When the Federal Reserve raises the federal funds rate, newly offered government securities,–such as Treasury bills and bonds–are often viewed as the safest investments. They will usually experience a corresponding increase in interest rates. In other words, the risk-free rate of return goes up, making these investments more desirable. As the risk-free rate goes up, the total return required for investing in stocks also increases. Therefore, if the required risk premium decreases while the potential return remains the same (or dips lower), investors may feel stocks have become too risky and will put their money elsewhere.
The measure of the sensitivity of a bond’s price to a change in interest rates is called the duration.
One way governments and businesses raise money is through the sale of bonds. As interest rates rise, the cost of borrowing becomes more expensive for them, resulting in higher-yielding debt issuances. Simultaneously, market demand for existing, lower-coupon bonds will fall (causing their prices to drop and yields to rise). Conversely, as interest rates fall, it becomes easier for entities to borrow money, resulting in lower-yielding debt issuances. Simultaneously, market demand for existing, higher-coupon bonds will increase (causing their prices to rise and yields to fall). Incidentally, in this type of environment, issuers of callable bonds may choose to refinance them and lock in the prevailing lower rates.

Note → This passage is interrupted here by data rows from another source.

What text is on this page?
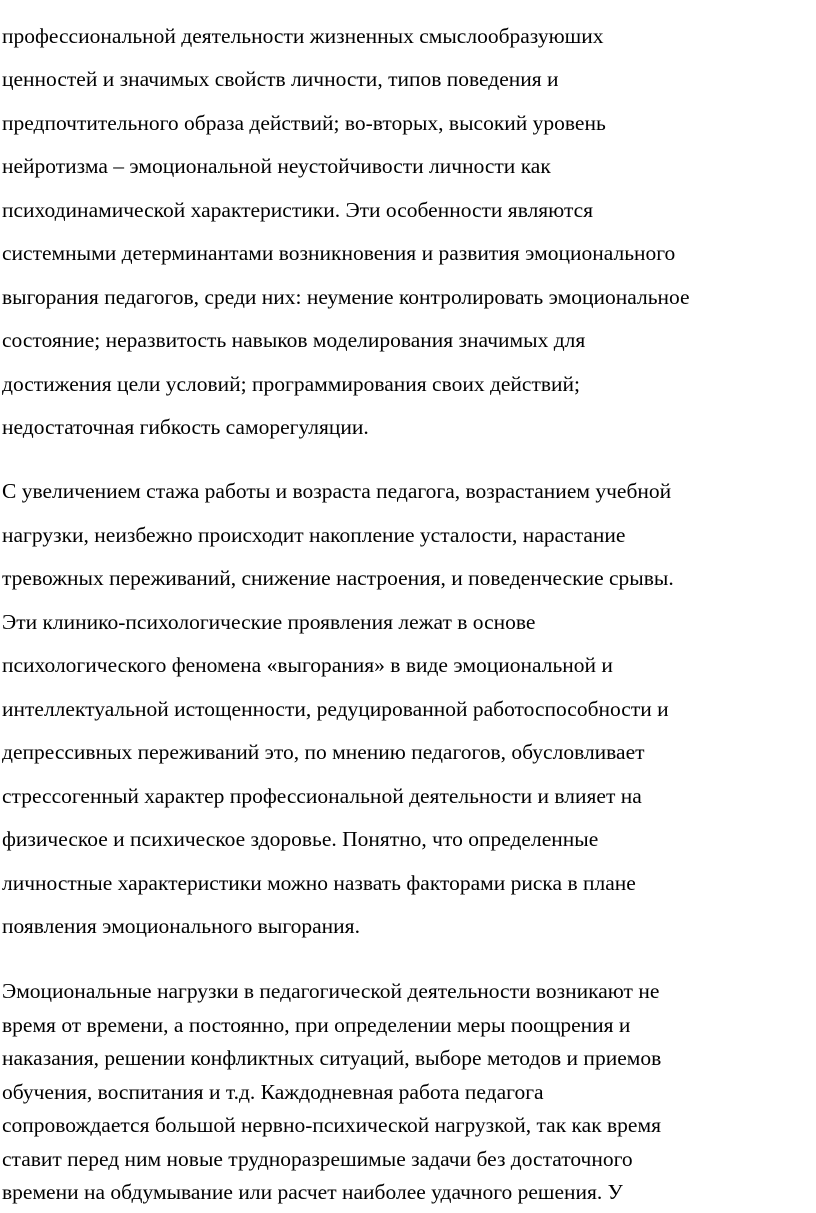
профессиональной деятельности жизненных смыслообразуюших
ценностей и значимых свойств личности, типов поведения и
предпочтительного образа действий; во-вторых, высокий уровень
нейротизма – эмоциональной неустойчивости личности как
психодинамической характеристики. Эти особенности являются
системными детерминантами возникновения и развития эмоционального
выгорания педагогов, среди них: неумение контролировать эмоциональное
состояние; неразвитость навыков моделирования значимых для
достижения цели условий; программирования своих действий;
недостаточная гибкость саморегуляции.
С увеличением стажа работы и возраста педагога, возрастанием учебной
нагрузки, неизбежно происходит накопление усталости, нарастание
тревожных переживаний, снижение настроения, и поведенческие срывы.
Эти клинико-психологические проявления лежат в основе
психологического феномена «выгорания» в виде эмоциональной и
интеллектуальной истощенности, редуцированной работоспособности и
депрессивных переживаний это, по мнению педагогов, обусловливает
стрессогенный характер профессиональной деятельности и влияет на
физическое и психическое здоровье. Понятно, что определенные
личностные характеристики можно назвать факторами риска в плане
появления эмоционального выгорания.
Эмоциональные нагрузки в педагогической деятельности возникают не
время от времени, а постоянно, при определении меры поощрения и
наказания, решении конфликтных ситуаций, выборе методов и приемов
обучения, воспитания и т.д. Каждодневная работа педагога
сопровождается большой нервно-психической нагрузкой, так как время
ставит перед ним новые трудноразрешимые задачи без достаточного
времени на обдумывание или расчет наиболее удачного решения. У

For income-oriented investors, a reduction in the federal funds rate means a decreased opportunity to make money from interest. Newly-issued treasuries and annuities won’t pay as much. A decrease in interest rates will prompt investors to move money from the bond market to the equity market. The influx of new capital causes the equity market to rise.
Impact of Expectations
Nothing has to actually happen to consumers or companies for the stock market to react to interest-rate changes. Rising or falling interest rates can also impact the psychology of investors psychology. When the Federal Reserve announces a hike, both businesses and consumers will cut back on spending. This will cause earnings to fall and stock prices to drop, and the market may tumble in anticipation. On the other hand, when the Federal Reserve announces a cut, the assumption is consumers and businesses will increase spending and investment. This can cause stock prices to rise.

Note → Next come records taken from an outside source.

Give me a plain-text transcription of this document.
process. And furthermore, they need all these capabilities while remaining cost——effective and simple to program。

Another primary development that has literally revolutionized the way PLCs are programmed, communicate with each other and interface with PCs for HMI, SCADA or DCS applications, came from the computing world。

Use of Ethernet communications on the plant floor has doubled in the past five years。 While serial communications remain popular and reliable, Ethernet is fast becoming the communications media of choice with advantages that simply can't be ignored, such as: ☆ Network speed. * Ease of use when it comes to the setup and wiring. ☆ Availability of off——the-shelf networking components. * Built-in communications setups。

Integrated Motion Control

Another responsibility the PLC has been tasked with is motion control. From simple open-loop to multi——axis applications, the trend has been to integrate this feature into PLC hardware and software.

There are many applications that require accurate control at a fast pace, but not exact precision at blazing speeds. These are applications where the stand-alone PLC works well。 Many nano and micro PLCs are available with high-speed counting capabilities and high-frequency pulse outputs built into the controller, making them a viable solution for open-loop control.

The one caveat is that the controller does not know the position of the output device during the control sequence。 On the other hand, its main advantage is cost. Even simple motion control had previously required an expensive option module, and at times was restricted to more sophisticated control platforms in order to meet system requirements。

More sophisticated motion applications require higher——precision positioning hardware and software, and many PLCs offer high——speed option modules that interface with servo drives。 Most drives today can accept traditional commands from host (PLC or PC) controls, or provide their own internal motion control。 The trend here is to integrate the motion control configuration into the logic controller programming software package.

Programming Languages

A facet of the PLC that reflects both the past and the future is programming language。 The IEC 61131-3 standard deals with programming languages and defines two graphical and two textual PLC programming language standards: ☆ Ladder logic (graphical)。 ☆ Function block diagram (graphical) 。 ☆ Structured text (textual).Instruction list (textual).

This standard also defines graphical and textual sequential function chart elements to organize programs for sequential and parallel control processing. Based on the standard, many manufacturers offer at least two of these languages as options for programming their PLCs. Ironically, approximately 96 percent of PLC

If expectations differ significantly from the Federal Reserve’s actions, these generalized, conventional reactions may not apply. For example, suppose that the Federal Reserve is expected to cut interest rates by 50 basis points at its next meeting, but they instead announce a drop of only 25 basis points. The news may actually cause stocks to decline because the assumption of a cut of 50 basis points had already been priced into the market.
The number of points the Dow dropped on Oct. 10, 2018, due to the fear of higher interest rates. That said, the Dow also dropped even more significantly in March 2020 as the Fed cut rates to near zero amidst the global coronavirus pandemic.

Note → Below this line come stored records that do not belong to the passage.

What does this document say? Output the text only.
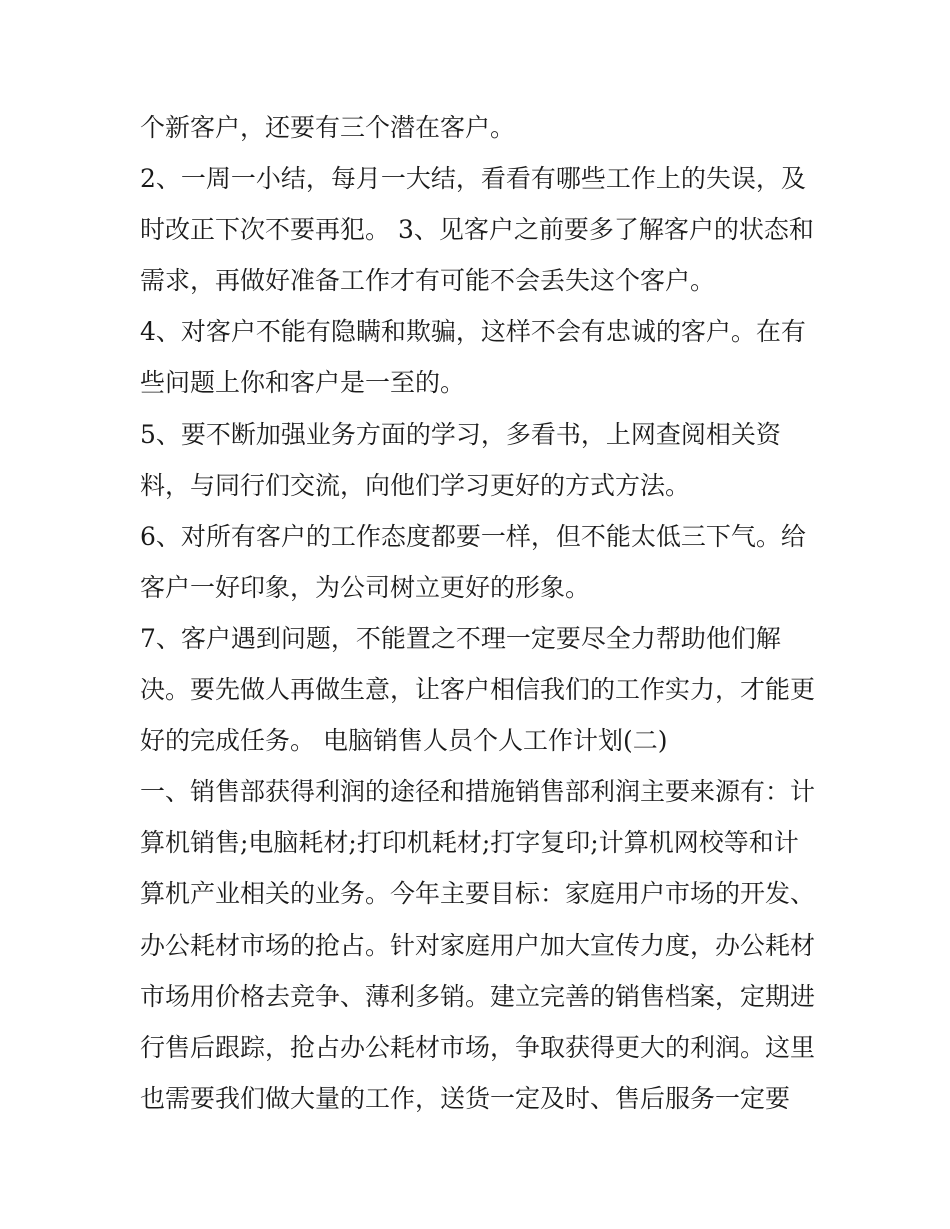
个新客户，还要有三个潜在客户。
2、一周一小结，每月一大结，看看有哪些工作上的失误，及
时改正下次不要再犯。 3、见客户之前要多了解客户的状态和
需求，再做好准备工作才有可能不会丢失这个客户。
4、对客户不能有隐瞒和欺骗，这样不会有忠诚的客户。在有
些问题上你和客户是一至的。
5、要不断加强业务方面的学习，多看书，上网查阅相关资
料，与同行们交流，向他们学习更好的方式方法。
6、对所有客户的工作态度都要一样，但不能太低三下气。给
客户一好印象，为公司树立更好的形象。
7、客户遇到问题，不能置之不理一定要尽全力帮助他们解
决。要先做人再做生意，让客户相信我们的工作实力，才能更
好的完成任务。 电脑销售人员个人工作计划(二)
一、销售部获得利润的途径和措施销售部利润主要来源有：计
算机销售;电脑耗材;打印机耗材;打字复印;计算机网校等和计
算机产业相关的业务。今年主要目标：家庭用户市场的开发、
办公耗材市场的抢占。针对家庭用户加大宣传力度，办公耗材
市场用价格去竞争、薄利多销。建立完善的销售档案，定期进
行售后跟踪，抢占办公耗材市场，争取获得更大的利润。这里
也需要我们做大量的工作，送货一定及时、售后服务一定要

The business cycle, and where the economy is in it, can also affect the market’s reaction. At the onset of a weakening economy, a modest boost provided by lower interest rates is not enough to offset the loss of economic activity; stocks may continue to decline. Conversely, toward the end of a boom cycle, when the Federal Reserve is moving in to raise rates—a nod to improved corporate profits—certain sectors often continue to do well, such as technology stocks, growth stocks and entertainment and recreational company stocks.
The Bottom Line
Although the relationship between interest rates and the stock market is fairly indirect, the two tend to move in opposite directions—as a general rule of thumb, when the Federal Reserve cuts interest rates, it causes the stock market to go up; when the Federal Reserve raises interest rates, it causes the stock market to go down. But there is no guarantee as to how the market will react to any given interest rate change.